Well, let's say you're searching for Toyota Prius. Not only will you get the standard news and product links, there'll be a module near the top of your search that includes any Toyota Prius activity among your Facebook friends—articles they've liked, comments they've made, etc.
Or if you're searching for a steakhouse, if your friends have reviewed or liked a particular restaurant it'll be given priority in your results even when it wouldn't otherwise have had a low ranking.
In terms of People search, instead of just serving up the most famous people with a particular name (in my case, I'm widely trumped by a New Zealand Cricketeer and an erstwhile singer/songwriter) results incorporate friends and friends-of-friends for stalking within your social circle.
As with any new social search product, privacy concerns are unavoidable.
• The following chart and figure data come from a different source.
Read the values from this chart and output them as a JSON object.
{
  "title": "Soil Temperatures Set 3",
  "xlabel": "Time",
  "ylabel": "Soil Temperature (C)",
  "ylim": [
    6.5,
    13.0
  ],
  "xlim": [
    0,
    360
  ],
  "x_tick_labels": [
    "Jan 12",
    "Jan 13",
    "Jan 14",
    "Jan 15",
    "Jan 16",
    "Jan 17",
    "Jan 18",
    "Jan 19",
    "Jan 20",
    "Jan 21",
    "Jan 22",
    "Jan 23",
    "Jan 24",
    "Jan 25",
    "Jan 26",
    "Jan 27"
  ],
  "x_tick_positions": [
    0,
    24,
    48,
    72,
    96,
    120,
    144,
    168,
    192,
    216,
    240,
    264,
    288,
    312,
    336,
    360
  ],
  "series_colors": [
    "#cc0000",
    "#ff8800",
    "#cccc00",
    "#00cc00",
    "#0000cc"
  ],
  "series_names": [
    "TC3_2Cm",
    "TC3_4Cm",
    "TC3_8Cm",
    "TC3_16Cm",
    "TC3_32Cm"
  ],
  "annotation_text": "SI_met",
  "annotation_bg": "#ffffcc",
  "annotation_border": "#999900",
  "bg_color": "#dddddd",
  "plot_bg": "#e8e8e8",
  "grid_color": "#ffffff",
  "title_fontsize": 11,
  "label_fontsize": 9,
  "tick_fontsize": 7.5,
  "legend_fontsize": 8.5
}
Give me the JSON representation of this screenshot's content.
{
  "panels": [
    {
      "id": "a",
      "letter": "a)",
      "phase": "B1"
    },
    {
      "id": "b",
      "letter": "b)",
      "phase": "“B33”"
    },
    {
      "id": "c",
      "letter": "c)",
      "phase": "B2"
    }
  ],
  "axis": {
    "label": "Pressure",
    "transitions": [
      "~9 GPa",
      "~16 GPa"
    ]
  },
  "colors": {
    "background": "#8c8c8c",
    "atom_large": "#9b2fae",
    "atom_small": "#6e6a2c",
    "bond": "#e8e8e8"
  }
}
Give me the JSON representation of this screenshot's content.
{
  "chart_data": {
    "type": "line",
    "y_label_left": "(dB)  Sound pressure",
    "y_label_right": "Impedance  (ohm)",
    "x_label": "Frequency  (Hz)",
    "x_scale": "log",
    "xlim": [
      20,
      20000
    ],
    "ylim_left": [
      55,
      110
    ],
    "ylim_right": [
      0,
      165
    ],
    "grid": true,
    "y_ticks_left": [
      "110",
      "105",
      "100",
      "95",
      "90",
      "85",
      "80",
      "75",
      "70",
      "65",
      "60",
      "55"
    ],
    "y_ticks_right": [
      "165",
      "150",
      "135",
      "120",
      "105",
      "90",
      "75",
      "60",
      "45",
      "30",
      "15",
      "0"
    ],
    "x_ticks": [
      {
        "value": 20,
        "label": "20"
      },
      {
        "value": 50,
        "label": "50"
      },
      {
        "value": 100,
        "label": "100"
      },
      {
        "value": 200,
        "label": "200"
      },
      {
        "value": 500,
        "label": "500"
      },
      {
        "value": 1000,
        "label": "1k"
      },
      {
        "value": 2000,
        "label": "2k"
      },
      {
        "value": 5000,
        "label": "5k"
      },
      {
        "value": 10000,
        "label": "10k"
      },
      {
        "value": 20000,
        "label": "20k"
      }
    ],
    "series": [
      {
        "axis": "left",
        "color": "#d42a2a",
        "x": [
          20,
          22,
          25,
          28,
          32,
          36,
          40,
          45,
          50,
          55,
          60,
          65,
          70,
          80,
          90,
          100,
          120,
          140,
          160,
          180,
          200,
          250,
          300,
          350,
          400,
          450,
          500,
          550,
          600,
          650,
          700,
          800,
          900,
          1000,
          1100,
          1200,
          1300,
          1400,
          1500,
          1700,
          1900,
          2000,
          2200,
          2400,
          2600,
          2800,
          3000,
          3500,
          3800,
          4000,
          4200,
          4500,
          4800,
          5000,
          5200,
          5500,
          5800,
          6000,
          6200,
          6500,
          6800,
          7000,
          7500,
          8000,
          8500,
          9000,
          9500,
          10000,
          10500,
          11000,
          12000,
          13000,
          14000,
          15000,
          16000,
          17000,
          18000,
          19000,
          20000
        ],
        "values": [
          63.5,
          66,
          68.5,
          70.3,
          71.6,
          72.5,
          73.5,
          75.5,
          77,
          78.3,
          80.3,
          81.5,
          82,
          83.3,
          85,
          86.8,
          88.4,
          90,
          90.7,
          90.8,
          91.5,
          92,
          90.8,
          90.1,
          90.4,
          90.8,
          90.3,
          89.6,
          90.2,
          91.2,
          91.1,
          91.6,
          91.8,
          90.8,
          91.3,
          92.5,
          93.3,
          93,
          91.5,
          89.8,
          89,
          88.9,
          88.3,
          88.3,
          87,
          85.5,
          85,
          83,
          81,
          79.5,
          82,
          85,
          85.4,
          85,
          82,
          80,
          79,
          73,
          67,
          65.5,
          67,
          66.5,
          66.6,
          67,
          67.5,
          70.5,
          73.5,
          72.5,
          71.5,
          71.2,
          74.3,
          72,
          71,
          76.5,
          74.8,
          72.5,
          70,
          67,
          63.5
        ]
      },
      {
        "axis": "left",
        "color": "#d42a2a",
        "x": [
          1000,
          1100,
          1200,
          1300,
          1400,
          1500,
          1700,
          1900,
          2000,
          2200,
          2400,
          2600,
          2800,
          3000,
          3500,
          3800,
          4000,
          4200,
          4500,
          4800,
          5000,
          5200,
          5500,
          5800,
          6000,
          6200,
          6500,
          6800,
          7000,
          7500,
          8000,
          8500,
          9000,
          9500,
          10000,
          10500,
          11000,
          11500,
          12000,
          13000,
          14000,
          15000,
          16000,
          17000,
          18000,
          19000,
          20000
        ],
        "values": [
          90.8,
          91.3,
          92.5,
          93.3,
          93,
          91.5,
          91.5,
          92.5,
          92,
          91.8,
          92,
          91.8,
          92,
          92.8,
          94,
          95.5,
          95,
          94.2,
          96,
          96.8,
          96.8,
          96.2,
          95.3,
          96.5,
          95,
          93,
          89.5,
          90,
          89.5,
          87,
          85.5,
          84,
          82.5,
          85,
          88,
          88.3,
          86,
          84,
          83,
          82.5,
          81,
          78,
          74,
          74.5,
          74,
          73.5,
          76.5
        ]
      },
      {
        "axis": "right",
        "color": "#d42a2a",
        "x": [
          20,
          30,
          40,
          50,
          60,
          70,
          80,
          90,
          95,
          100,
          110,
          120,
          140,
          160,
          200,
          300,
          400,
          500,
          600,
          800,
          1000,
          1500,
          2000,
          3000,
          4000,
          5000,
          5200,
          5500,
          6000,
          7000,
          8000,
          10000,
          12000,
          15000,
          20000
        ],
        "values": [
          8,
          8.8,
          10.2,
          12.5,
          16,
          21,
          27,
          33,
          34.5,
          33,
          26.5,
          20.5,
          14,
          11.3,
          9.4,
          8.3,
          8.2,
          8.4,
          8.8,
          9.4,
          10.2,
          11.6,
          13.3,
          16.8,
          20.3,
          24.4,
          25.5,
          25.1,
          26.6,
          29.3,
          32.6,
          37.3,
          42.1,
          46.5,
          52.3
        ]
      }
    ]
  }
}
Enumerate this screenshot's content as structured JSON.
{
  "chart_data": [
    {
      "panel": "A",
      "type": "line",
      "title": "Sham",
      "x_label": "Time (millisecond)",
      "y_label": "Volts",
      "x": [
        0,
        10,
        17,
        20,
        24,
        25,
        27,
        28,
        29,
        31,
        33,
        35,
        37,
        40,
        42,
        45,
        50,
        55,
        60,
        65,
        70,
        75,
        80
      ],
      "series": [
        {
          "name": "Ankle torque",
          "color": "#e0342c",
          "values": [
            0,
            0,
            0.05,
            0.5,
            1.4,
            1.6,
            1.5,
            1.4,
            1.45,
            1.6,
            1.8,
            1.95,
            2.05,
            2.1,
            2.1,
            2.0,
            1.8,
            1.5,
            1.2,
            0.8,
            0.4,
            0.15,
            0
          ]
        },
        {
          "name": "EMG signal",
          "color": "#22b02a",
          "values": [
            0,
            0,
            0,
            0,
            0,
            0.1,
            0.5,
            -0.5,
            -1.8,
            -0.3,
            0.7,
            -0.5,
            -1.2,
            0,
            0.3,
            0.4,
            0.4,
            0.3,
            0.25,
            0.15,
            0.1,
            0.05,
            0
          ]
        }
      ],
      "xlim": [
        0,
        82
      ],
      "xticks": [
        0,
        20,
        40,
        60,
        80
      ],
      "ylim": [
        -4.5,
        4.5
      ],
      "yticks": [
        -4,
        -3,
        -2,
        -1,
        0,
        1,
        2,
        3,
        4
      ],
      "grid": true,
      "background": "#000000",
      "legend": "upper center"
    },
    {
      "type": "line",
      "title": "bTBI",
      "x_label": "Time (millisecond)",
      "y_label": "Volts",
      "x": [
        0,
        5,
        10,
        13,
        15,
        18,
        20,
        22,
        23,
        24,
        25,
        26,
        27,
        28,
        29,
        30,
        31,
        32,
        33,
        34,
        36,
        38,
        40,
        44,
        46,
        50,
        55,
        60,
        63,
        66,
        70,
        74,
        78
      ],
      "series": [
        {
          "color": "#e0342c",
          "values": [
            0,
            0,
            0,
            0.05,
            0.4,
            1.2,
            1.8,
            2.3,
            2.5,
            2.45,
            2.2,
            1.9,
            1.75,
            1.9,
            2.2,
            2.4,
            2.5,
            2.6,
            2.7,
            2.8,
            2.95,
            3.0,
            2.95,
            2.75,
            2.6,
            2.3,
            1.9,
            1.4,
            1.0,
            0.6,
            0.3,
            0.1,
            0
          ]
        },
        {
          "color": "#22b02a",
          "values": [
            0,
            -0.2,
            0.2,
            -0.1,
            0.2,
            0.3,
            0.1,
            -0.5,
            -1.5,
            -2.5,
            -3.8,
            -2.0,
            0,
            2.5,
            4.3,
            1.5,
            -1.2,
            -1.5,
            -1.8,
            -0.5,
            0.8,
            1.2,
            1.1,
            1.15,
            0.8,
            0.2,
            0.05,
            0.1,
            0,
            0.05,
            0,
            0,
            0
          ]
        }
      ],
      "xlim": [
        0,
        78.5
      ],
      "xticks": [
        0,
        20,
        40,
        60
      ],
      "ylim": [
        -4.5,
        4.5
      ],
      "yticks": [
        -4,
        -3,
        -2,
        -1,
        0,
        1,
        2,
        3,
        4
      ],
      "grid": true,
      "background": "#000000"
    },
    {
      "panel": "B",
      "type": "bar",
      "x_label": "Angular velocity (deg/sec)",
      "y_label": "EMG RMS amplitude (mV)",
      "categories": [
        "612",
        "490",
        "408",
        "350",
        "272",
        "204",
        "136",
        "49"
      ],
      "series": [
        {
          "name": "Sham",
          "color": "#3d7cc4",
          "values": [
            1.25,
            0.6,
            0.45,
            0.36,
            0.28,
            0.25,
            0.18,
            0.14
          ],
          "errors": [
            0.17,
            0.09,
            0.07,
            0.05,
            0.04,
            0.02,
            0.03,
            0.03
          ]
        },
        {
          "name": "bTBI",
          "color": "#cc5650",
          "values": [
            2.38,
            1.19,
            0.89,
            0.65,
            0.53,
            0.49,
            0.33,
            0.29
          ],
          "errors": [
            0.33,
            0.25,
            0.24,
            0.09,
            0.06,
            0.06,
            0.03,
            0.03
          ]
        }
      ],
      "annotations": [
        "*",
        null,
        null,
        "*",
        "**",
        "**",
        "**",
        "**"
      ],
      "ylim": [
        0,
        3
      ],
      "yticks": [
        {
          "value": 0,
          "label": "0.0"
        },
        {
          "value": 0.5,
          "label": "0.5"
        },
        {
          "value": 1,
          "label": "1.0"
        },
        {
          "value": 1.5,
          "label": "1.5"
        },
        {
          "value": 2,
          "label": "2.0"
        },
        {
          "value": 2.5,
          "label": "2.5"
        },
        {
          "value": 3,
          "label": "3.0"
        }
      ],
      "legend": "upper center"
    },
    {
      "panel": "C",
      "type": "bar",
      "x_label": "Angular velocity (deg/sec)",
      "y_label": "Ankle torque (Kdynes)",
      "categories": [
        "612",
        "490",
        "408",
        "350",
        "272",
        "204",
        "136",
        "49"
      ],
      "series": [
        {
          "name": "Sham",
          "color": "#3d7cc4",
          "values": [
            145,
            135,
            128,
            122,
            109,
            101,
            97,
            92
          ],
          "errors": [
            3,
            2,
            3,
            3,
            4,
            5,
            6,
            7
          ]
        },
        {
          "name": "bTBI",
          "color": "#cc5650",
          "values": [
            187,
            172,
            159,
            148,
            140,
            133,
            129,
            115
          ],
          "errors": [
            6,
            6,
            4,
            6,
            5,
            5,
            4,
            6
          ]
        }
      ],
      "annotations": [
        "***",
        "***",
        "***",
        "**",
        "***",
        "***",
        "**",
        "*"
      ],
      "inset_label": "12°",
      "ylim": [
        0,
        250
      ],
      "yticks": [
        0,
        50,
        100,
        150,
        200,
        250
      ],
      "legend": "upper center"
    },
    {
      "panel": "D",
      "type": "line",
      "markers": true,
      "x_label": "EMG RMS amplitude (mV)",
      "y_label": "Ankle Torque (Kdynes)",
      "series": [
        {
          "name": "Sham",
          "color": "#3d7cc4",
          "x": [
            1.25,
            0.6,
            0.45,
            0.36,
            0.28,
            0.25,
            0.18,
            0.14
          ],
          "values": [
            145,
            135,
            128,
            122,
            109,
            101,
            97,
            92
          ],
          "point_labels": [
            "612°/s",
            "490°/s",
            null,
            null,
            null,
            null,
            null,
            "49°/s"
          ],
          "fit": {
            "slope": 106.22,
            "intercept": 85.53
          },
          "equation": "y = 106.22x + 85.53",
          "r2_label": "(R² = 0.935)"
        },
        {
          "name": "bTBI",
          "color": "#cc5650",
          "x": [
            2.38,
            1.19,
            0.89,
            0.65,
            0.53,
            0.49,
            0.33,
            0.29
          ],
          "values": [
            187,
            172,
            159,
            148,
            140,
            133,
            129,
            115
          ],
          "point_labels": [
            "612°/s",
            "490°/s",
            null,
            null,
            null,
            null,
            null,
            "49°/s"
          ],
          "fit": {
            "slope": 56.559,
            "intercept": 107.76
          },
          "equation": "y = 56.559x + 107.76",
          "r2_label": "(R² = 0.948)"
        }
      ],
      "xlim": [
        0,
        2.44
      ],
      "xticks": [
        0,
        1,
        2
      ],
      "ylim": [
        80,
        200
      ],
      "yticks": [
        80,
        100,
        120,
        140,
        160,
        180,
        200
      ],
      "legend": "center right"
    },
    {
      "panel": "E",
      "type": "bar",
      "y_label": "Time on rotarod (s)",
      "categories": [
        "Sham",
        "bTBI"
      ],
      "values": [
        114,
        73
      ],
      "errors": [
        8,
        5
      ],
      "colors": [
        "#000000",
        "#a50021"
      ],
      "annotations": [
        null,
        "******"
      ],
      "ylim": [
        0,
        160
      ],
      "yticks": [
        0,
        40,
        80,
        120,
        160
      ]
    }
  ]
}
You'll receive a notice the next five times you visit Bing that it's integrated with Facebook, and offering you a chance to decline. After that, you're still free to opt out by going into settings. Bing will only be able to access your public information, and your Bing search history won't be reflected on your Facebook account.
When will this all happen? Some elements will be rolled out today, with full integration coming in the next several months.
There's no more powerful partner in social search than Facebook and its 500 million users, and no question that for specific types of searches this gives Bing a solid upper hand. But is it enough to make you abandon Google's warm embrace? Depends on how active your friends are—and how much you trust their opinions.